When the buyer breaches the contract by refusing to accept the contracted good and the excuse of impracticability is unavailable, the aggrieved seller may cancel. See Iowa Code § 554.2703; Pillsbury Co. v. Ward, 250 N.W.2d 35, 42 (Iowa 1977) (holding the seller was authorized to cancel when the buyer rejected the delivery of grain); see also Farmers Union Grain Terminal Ass'n v. Hermanson, 549 F.2d 1177, 1182–83 (8th Cir. 1977) (holding grain seller entitled to cancel a contract where the sellers were able and willing to deliver grain but buyer refused grain); Swope Co. v. Harbin Lumber Co., 215 S.E.2d 283, 285 (Ga.Ct.App. 1975) (approving seller's cancelation of a contract with a lumber buyer who refused to accept delivery); Mott Equity Elevator v. Svihovec, 236 N.W.2d 900, 908 (N.D. 1975) (approving the seller's right to cancel the contract when the buyer refused delivery of spring wheat).

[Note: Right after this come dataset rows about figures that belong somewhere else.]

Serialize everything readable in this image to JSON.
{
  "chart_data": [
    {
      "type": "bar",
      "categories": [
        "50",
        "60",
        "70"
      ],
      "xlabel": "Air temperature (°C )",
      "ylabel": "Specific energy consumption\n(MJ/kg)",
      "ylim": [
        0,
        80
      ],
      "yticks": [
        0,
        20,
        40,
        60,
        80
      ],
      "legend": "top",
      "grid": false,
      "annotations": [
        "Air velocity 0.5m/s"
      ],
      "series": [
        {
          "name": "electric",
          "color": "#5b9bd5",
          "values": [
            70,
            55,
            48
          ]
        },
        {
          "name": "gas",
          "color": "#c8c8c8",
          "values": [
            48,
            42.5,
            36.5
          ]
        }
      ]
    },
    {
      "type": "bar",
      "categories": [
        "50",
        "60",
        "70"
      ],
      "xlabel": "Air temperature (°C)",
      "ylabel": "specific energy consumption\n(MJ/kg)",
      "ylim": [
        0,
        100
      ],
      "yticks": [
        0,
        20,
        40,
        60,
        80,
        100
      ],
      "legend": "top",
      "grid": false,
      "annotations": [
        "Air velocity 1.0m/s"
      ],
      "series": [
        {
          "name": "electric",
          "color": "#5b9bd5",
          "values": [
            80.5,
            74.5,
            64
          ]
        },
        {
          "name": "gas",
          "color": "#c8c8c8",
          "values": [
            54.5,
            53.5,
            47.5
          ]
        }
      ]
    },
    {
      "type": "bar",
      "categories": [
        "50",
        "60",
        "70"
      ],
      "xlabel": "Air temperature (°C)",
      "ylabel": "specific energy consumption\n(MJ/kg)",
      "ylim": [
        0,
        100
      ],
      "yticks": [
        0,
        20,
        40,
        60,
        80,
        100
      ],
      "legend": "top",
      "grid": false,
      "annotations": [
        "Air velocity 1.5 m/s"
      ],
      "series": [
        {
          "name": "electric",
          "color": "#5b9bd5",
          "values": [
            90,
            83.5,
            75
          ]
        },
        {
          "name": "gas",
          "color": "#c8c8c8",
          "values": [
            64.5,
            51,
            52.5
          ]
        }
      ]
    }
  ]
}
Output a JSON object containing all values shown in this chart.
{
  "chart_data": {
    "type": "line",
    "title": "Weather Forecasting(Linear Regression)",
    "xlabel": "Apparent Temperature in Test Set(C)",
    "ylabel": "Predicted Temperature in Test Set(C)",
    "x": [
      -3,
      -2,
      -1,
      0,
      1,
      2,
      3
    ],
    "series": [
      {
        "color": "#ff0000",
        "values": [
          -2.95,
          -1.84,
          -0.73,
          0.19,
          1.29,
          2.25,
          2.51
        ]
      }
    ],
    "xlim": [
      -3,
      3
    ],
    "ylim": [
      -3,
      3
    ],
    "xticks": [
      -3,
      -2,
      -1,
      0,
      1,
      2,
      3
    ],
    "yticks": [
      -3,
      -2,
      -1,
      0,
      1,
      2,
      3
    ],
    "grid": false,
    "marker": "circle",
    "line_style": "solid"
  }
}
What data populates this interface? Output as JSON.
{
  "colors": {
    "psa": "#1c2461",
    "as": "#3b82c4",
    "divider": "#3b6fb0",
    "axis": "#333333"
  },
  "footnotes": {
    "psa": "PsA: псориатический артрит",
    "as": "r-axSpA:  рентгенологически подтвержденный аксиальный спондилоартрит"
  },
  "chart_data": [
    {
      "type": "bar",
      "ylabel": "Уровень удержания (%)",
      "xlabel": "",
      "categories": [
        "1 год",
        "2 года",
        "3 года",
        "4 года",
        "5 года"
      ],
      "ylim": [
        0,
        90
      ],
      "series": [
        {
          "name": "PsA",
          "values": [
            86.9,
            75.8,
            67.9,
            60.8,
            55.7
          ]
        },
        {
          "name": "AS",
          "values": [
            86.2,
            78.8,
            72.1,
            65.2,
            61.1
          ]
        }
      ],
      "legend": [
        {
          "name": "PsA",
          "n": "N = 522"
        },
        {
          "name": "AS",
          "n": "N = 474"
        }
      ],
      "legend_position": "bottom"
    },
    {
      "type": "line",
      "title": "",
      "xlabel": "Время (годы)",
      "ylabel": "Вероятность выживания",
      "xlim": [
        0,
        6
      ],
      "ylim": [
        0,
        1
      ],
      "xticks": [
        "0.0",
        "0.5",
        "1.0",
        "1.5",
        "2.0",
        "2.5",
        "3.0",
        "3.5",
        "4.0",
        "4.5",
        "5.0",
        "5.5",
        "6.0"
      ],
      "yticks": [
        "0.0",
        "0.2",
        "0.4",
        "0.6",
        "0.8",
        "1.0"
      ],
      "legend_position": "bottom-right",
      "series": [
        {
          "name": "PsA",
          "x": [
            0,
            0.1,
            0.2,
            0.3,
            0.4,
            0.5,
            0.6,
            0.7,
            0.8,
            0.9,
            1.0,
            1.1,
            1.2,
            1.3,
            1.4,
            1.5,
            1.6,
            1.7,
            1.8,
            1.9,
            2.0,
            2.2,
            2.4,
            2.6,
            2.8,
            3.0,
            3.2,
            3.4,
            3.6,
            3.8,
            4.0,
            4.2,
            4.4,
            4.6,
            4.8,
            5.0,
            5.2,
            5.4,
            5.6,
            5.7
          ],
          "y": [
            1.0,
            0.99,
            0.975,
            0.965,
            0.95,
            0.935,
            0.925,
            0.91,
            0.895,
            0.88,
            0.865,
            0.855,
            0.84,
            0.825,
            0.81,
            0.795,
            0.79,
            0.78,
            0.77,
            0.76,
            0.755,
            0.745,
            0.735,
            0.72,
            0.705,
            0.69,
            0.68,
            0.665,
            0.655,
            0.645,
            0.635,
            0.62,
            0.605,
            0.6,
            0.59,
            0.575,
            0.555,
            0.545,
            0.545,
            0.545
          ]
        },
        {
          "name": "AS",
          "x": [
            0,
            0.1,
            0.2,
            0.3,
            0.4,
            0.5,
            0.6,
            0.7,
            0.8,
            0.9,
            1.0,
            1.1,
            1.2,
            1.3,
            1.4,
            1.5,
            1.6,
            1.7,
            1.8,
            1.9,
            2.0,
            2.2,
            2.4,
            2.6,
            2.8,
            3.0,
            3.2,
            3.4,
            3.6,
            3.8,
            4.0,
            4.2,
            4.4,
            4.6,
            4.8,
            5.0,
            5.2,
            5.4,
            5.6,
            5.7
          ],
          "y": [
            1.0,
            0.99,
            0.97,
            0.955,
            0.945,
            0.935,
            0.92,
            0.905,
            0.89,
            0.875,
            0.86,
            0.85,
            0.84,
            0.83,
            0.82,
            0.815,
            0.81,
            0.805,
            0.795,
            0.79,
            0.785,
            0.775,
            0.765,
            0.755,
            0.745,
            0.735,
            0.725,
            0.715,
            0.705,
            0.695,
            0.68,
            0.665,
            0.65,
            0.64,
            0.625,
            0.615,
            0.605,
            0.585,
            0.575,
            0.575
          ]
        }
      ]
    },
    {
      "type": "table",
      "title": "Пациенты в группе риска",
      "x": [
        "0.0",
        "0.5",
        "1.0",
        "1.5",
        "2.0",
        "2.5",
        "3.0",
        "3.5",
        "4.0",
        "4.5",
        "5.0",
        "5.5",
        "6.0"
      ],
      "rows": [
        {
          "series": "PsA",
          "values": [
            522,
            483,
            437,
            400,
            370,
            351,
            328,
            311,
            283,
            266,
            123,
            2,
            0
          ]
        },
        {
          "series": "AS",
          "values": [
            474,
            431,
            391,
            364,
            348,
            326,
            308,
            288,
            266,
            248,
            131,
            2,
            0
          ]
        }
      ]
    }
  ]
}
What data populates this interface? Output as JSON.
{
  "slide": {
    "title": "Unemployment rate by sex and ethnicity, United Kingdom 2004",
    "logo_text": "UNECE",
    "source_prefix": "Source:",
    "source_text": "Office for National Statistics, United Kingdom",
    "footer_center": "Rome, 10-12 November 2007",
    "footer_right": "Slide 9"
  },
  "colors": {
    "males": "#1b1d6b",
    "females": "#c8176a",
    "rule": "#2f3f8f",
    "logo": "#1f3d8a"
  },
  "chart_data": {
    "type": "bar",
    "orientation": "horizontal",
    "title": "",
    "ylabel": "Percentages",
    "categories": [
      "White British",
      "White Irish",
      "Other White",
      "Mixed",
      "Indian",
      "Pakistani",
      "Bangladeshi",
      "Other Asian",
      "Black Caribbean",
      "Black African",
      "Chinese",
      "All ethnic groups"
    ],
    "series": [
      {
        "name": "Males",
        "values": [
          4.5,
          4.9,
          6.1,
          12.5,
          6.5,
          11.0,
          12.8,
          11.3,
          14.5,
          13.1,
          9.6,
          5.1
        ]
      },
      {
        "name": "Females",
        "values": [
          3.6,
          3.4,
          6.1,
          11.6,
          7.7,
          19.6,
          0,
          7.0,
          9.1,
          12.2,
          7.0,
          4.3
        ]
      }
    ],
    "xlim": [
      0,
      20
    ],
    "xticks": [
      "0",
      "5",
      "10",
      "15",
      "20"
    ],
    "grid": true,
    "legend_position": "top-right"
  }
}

Hansen-Mueller breached the contract because an alternate method of delivery was available—Gau's offer to transport the grain to another facility—and the substitute did not "alter the essential nature of the performance." Nora Springs Co-op Co., 247 N.W.2d at 748; see Iowa Code § 554.2614(1), cmt. 1; cf. Meyer, 181 P. 847 at 850, and Int'l Paper Co., 146 N.Y.S. at 374. The flood near the Council Bluffs elevator was "an incidental matter" much like a change in a delivery route. Meyer, 181 P. 847 at 850; Transatlantic, 363 F.2d at 319–20. Regardless of which substitute method would have been "commercially reasonable, " Hansen-Mueller breached the contract because it failed to accept the grain delivery before the contract's expiration[3] and accept the available substitute. See, e.g., Tower City Grain Co. v. Richman, 262 N.W.2d 22, 24 (N.D. 1978). Consequently, Gau had the right to cancel the contract because of the breach. See Iowa Code § 554.2703. Because the record discloses no evidence showing Hansen-Mueller's effort to arrange substitute performance, we find no reason to remand the case for the district court to determine whether a commercially reasonable substitute existed. See Nora Springs Co-op Co., 247 N.W.2d at 748. Because Hansen-Mueller cannot rely on the excuse of impracticability and did not arrange substitute performance, such as delivery to another location, Hansen-Mueller breached its obligation to accept delivery entitling Gau to cancel the contract.

C. Did the District Court Err in Denying Hansen-Mueller's Motion for Summary Judgment?

Because we hold the district court did not err in finding Gau tendered the corn to Hansen-Mueller and Gau properly cancelled the contract, we also hold the district court did not err in denying Hansen-Mueller's motion for summary judgment. Accordingly, we affirm the district court's grant of Gau's motion for partial summary judgment and remand for further proceedings regarding Gau's counterclaim.